The rules, aimed at enforcing loyalty, include a five-tier penalty system with possible suspensions and pay cuts for violation of the code.
The new code of conduct was proposed in the Hong Kong Legislative Council (LegCo) this week and is expected to kick in at the start of the next legislative term, pending review by the House Committee.
The legislators should “sincerely support the Chief Executive” and the Special Administrative Region’s (SAR) government while performing their duties in a constructive manner, according to the document.
“They should not intentionally vilify the governance credibility of the Chief Executive and the SAR Government, nor should they deliberately undermine or weaken the effectiveness of executive-led governance,” it adds.
It also calls for the thorough implementation of the principle of “patriots administering Hong Kong”, referring to the mandates that only individuals who are loyal to Beijing and the Chinese Communist Party (CCP) can hold public office in Hong Kong.
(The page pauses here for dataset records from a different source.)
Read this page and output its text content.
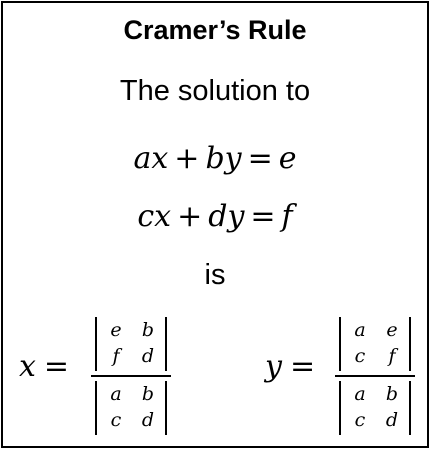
Cramer’s Rule
The solution to
ax + by = e
cx + dy = f
is
x =
e	b
f	d
a	b
c	d
y =
a	e
c	f
a	b
c	d
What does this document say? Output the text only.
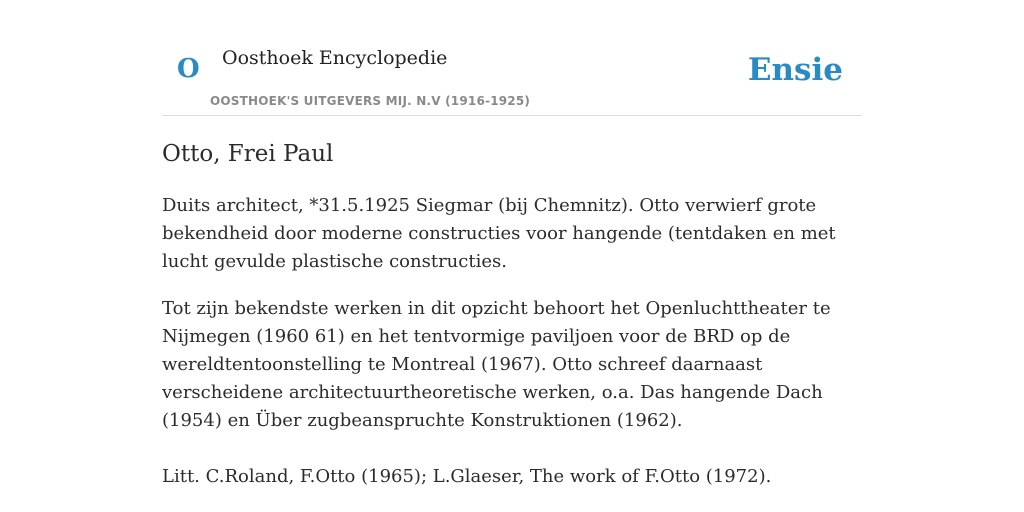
O Oosthoek Encyclopedie	Ensie
OOSTHOEK'S UITGEVERS MIJ. N.V (1916-1925)
Otto, Frei Paul

Duits architect, *31.5.1925 Siegmar (bij Chemnitz). Otto verwierf grote bekendheid door moderne constructies voor hangende (tentdaken en met lucht gevulde plastische constructies.

Tot zijn bekendste werken in dit opzicht behoort het Openluchttheater te Nijmegen (1960 61) en het tentvormige paviljoen voor de BRD op de wereldtentoonstelling te Montreal (1967). Otto schreef daarnaast verscheidene architectuurtheoretische werken, o.a. Das hangende Dach (1954) en Über zugbeanspruchte Konstruktionen (1962).

Litt. C.Roland, F.Otto (1965); L.Glaeser, The work of F.Otto (1972).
The specification of “intentional” and “deliberate” vilification and undermining of the executive power as being subject to penalty suggests the possibility of getting away with “unintentional” and “accidental” vilification and undermining.
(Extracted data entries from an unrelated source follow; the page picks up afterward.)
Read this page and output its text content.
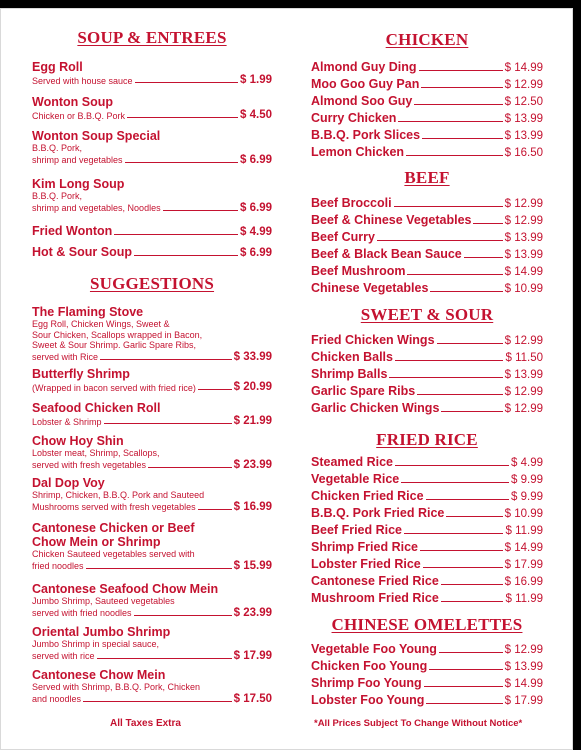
SOUP & ENTREES
Egg Roll
Served with house sauce	$ 1.99
Wonton Soup
Chicken or B.B.Q. Pork	$ 4.50
Wonton Soup Special
B.B.Q. Pork,
shrimp and vegetables	$ 6.99
Kim Long Soup
B.B.Q. Pork,
shrimp and vegetables, Noodles	$ 6.99
Fried Wonton	$ 4.99
Hot & Sour Soup	$ 6.99
SUGGESTIONS
The Flaming Stove
Egg Roll, Chicken Wings, Sweet &
Sour Chicken, Scallops wrapped in Bacon,
Sweet & Sour Shrimp. Garlic Spare Ribs,
served with Rice	$ 33.99
Butterfly Shrimp
(Wrapped in bacon served with fried rice)	$ 20.99
Seafood Chicken Roll
Lobster & Shrimp	$ 21.99
Chow Hoy Shin
Lobster meat, Shrimp, Scallops,
served with fresh vegetables	$ 23.99
Dal Dop Voy
Shrimp, Chicken, B.B.Q. Pork and Sauteed
Mushrooms served with fresh vegetables	$ 16.99
Cantonese Chicken or Beef
Chow Mein or Shrimp
Chicken Sauteed vegetables served with
fried noodles	$ 15.99
Cantonese Seafood Chow Mein
Jumbo Shrimp, Sauteed vegetables
served with fried noodles	$ 23.99
Oriental Jumbo Shrimp
Jumbo Shrimp in special sauce,
served with rice	$ 17.99
Cantonese Chow Mein
Served with Shrimp, B.B.Q. Pork, Chicken
and noodles	$ 17.50
All Taxes Extra
CHICKEN
Almond Guy Ding	$ 14.99
Moo Goo Guy Pan	$ 12.99
Almond Soo Guy	$ 12.50
Curry Chicken	$ 13.99
B.B.Q. Pork Slices	$ 13.99
Lemon Chicken	$ 16.50
BEEF
Beef Broccoli	$ 12.99
Beef & Chinese Vegetables	$ 12.99
Beef Curry	$ 13.99
Beef & Black Bean Sauce	$ 13.99
Beef Mushroom	$ 14.99
Chinese Vegetables	$ 10.99
SWEET & SOUR
Fried Chicken Wings	$ 12.99
Chicken Balls	$ 11.50
Shrimp Balls	$ 13.99
Garlic Spare Ribs	$ 12.99
Garlic Chicken Wings	$ 12.99
FRIED RICE
Steamed Rice	$ 4.99
Vegetable Rice	$ 9.99
Chicken Fried Rice	$ 9.99
B.B.Q. Pork Fried Rice	$ 10.99
Beef Fried Rice	$ 11.99
Shrimp Fried Rice	$ 14.99
Lobster Fried Rice	$ 17.99
Cantonese Fried Rice	$ 16.99
Mushroom Fried Rice	$ 11.99
CHINESE OMELETTES
Vegetable Foo Young	$ 12.99
Chicken Foo Young	$ 13.99
Shrimp Foo Young	$ 14.99
Lobster Foo Young	$ 17.99
*All Prices Subject To Change Without Notice*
But how does one accidentally slam Hong Kong’s dictator, John Lee Ka-chiu, or China’s dictator, Xi Jinping, as a tyrant and nincompoop? Or as a senseless villain, hourly promise breaker, clay-brained and knotty-pated tallow-catcher, craven miscreant, super-serviceable finical rogue, one-trunk-inheriting slave, plague sore, rampallian, fen-sucked brassy nut-hook, or tedious fool? No, I don’t think anyone could get away with it. Truth is no defense in such a regime. To impugn the embossed carbuncles running Hong Kong and China without being punished under the proposed regulations would require irony so subtle as to be invisible.
The logical end of the road of Hong Kong’s strangulating reforms is dissolution of the legislative council and other pretenses of democracy. This won’t happen, though, since Party propagandists find the pretenses useful.